最後に地上に上がってヘルメットと安全ベルトを外し、見学会は終了。上り下りの多い見学だったが、年配の方もそこまでしんどそうではなかったように思われる。”地下神殿”は名前も見た目もインパクトあるし、治水事業の重要性も認識できるいい見学会だったんじゃないかな。個人的には、名前だけ聞いたことのある”地下神殿”に実際に行けたことと、首都圏外郭放水路という巨大な建築プロジェクトを間近で見ることができたので満足。
帰りも行きと同じように無料バスで春日部駅に戻る。帰りはなぜか2人ほど乗車人数が増えていた。途中「道の駅 庄和」という場所に止まったが乗り降りはなく、20分ちょっとで春日部駅に到着。あとは自宅に帰るのみ。
4.今回の”地下神殿”アクセスまとめ
最後に軽く今回の”地下神殿”へのアクセスを紹介して終わろうと思う。
2021年12月1日~2022年1月31日まで、春日部駅から”地下神殿”最寄りの龍Q館を経由して春日部駅に戻る無料バスが運行されており、筆者は今回これを使った。見学会の開始・終了に合わせて運行している。ダイヤなどの詳細は以下のリンクを参照。
20211130.pdf (tobutoptours.co.jp)
なお繰り返しになるが2022年1月31日までの期間限定運行であることに注意。今後運行される可能性もあるだろうから、無料バスの利用を考えている方はネットで調べてもらいたい。

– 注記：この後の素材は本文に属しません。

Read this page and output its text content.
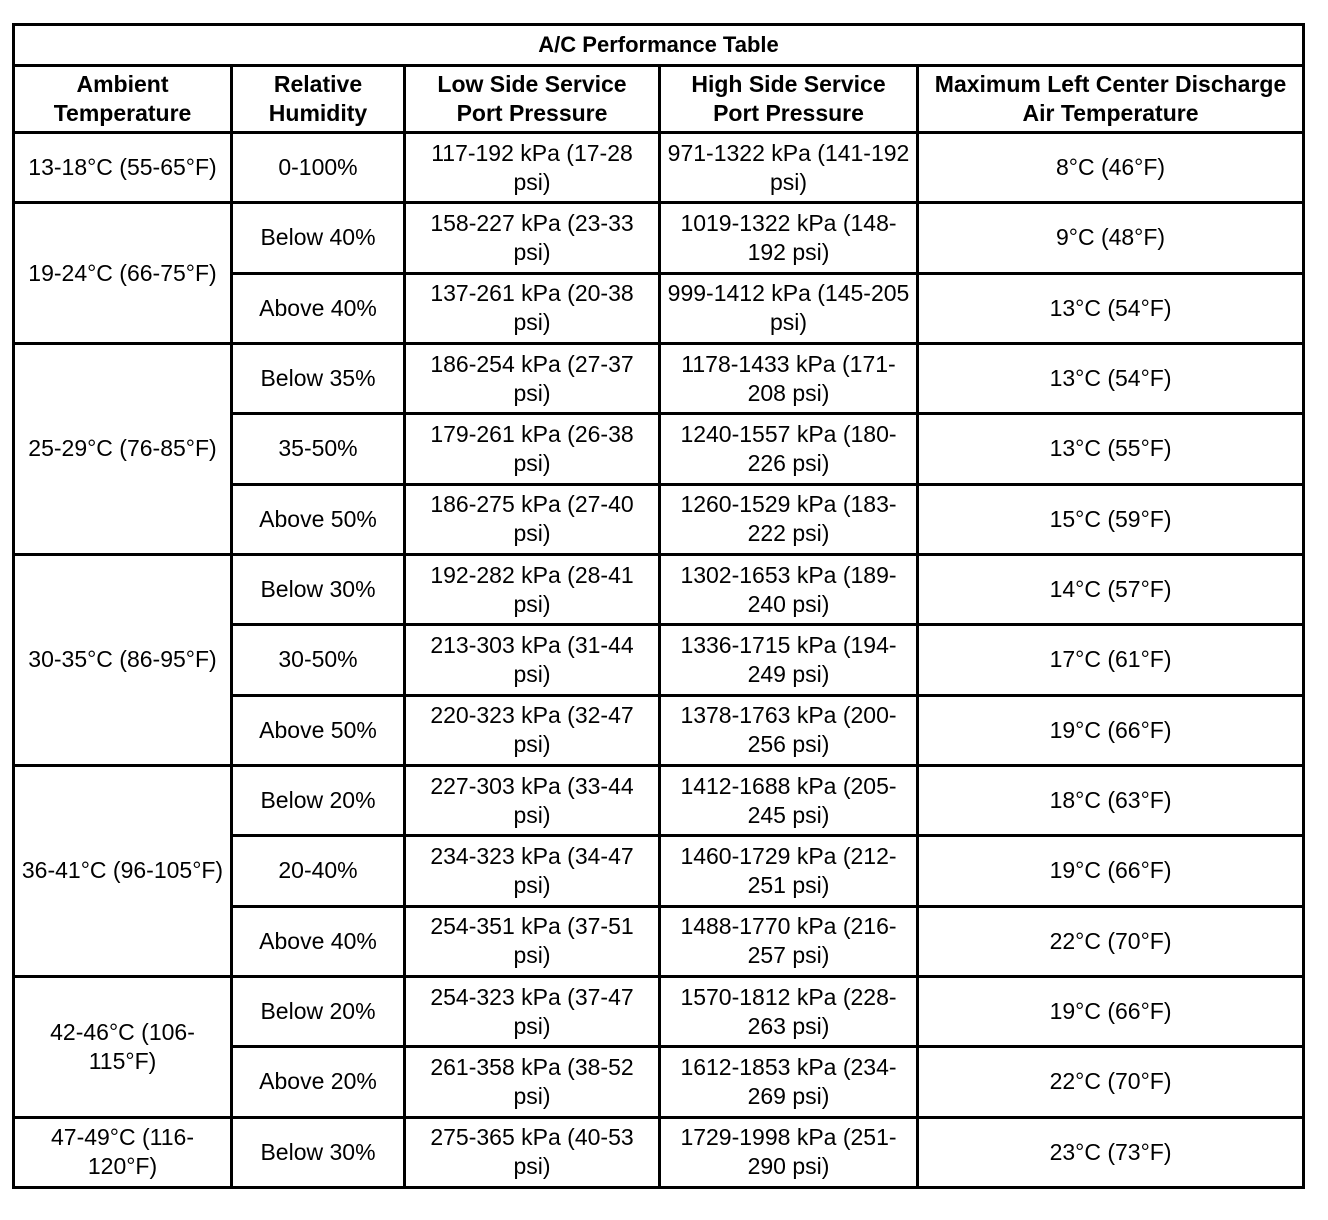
A/C Performance Table				
Ambient Temperature	Relative Humidity	Low Side Service Port Pressure	High Side Service Port Pressure	Maximum Left Center Discharge Air Temperature
13-18°C (55-65°F)	0-100%	117-192 kPa (17-28 psi)	971-1322 kPa (141-192 psi)	8°C (46°F)
19-24°C (66-75°F)	Below 40%	158-227 kPa (23-33 psi)	1019-1322 kPa (148-192 psi)	9°C (48°F)
	Above 40%	137-261 kPa (20-38 psi)	999-1412 kPa (145-205 psi)	13°C (54°F)
25-29°C (76-85°F)	Below 35%	186-254 kPa (27-37 psi)	1178-1433 kPa (171-208 psi)	13°C (54°F)
	35-50%	179-261 kPa (26-38 psi)	1240-1557 kPa (180-226 psi)	13°C (55°F)
	Above 50%	186-275 kPa (27-40 psi)	1260-1529 kPa (183-222 psi)	15°C (59°F)
30-35°C (86-95°F)	Below 30%	192-282 kPa (28-41 psi)	1302-1653 kPa (189-240 psi)	14°C (57°F)
	30-50%	213-303 kPa (31-44 psi)	1336-1715 kPa (194-249 psi)	17°C (61°F)
	Above 50%	220-323 kPa (32-47 psi)	1378-1763 kPa (200-256 psi)	19°C (66°F)
36-41°C (96-105°F)	Below 20%	227-303 kPa (33-44 psi)	1412-1688 kPa (205-245 psi)	18°C (63°F)
	20-40%	234-323 kPa (34-47 psi)	1460-1729 kPa (212-251 psi)	19°C (66°F)
	Above 40%	254-351 kPa (37-51 psi)	1488-1770 kPa (216-257 psi)	22°C (70°F)
42-46°C (106-115°F)	Below 20%	254-323 kPa (37-47 psi)	1570-1812 kPa (228-263 psi)	19°C (66°F)
	Above 20%	261-358 kPa (38-52 psi)	1612-1853 kPa (234-269 psi)	22°C (70°F)
47-49°C (116-120°F)	Below 30%	275-365 kPa (40-53 psi)	1729-1998 kPa (251-290 psi)	23°C (73°F)
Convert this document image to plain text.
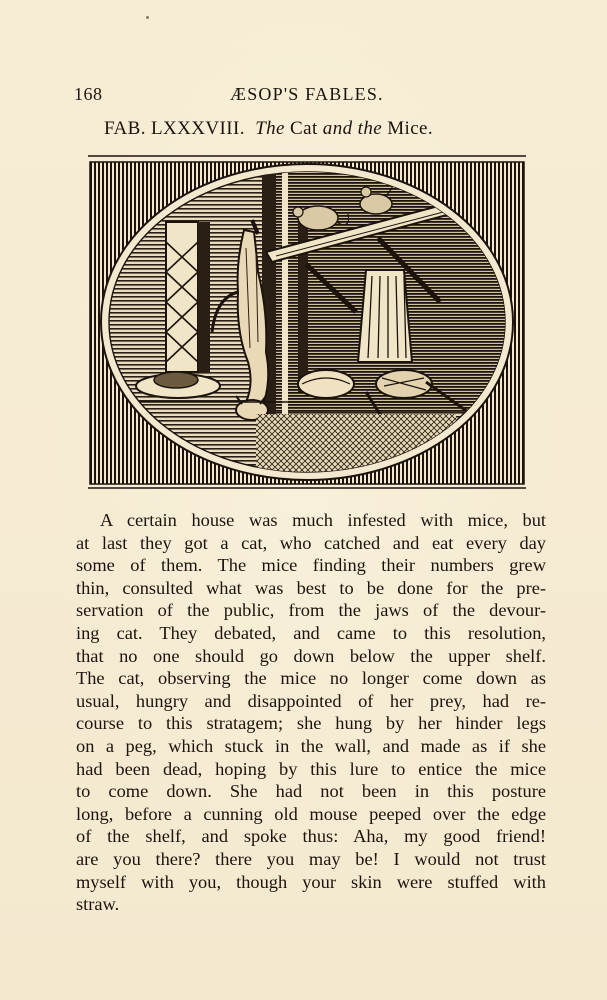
168	ÆSOP'S FABLES.
FAB. LXXXVIII. The Cat and the Mice.
A certain house was much infested with mice, but
at last they got a cat, who catched and eat every day
some of them. The mice finding their numbers grew
thin, consulted what was best to be done for the pre-
servation of the public, from the jaws of the devour-
ing cat. They debated, and came to this resolution,
that no one should go down below the upper shelf.
The cat, observing the mice no longer come down as
usual, hungry and disappointed of her prey, had re-
course to this stratagem; she hung by her hinder legs
on a peg, which stuck in the wall, and made as if she
had been dead, hoping by this lure to entice the mice
to come down. She had not been in this posture
long, before a cunning old mouse peeped over the edge
of the shelf, and spoke thus: Aha, my good friend!
are you there? there you may be! I would not trust
myself with you, though your skin were stuffed with
straw.
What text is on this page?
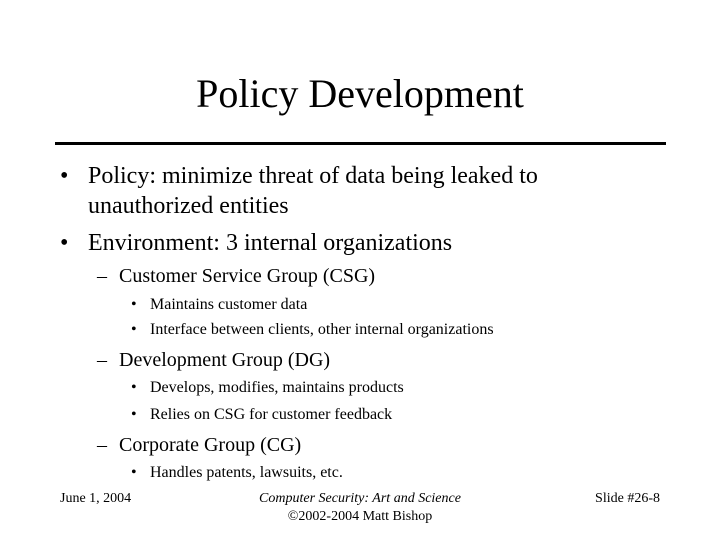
Policy Development
• Policy: minimize threat of data being leaked to
unauthorized entities
• Environment: 3 internal organizations
– Customer Service Group (CSG)
• Maintains customer data
• Interface between clients, other internal organizations
– Development Group (DG)
• Develops, modifies, maintains products
• Relies on CSG for customer feedback
– Corporate Group (CG)
• Handles patents, lawsuits, etc.
June 1, 2004	Computer Security: Art and Science
©2002-2004 Matt Bishop
Slide #26-8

そのほかの行き方として、南桜井駅からコミュニティバスの利用がある。ダイヤなど詳細は以下のリンクを開き龍Q館を参照。
市コミュニティバス「春バス」 主要施設へのダイヤ 春日部市 (kasukabe.lg.jp)
ただコミュニティバスの本数は少なく、筆者が調べた限りでは春日部駅・南桜井駅ともにレンタサイクルもないため、無料バスが運行されていない期間のアクセスはタクシーか車をおすすめしたい。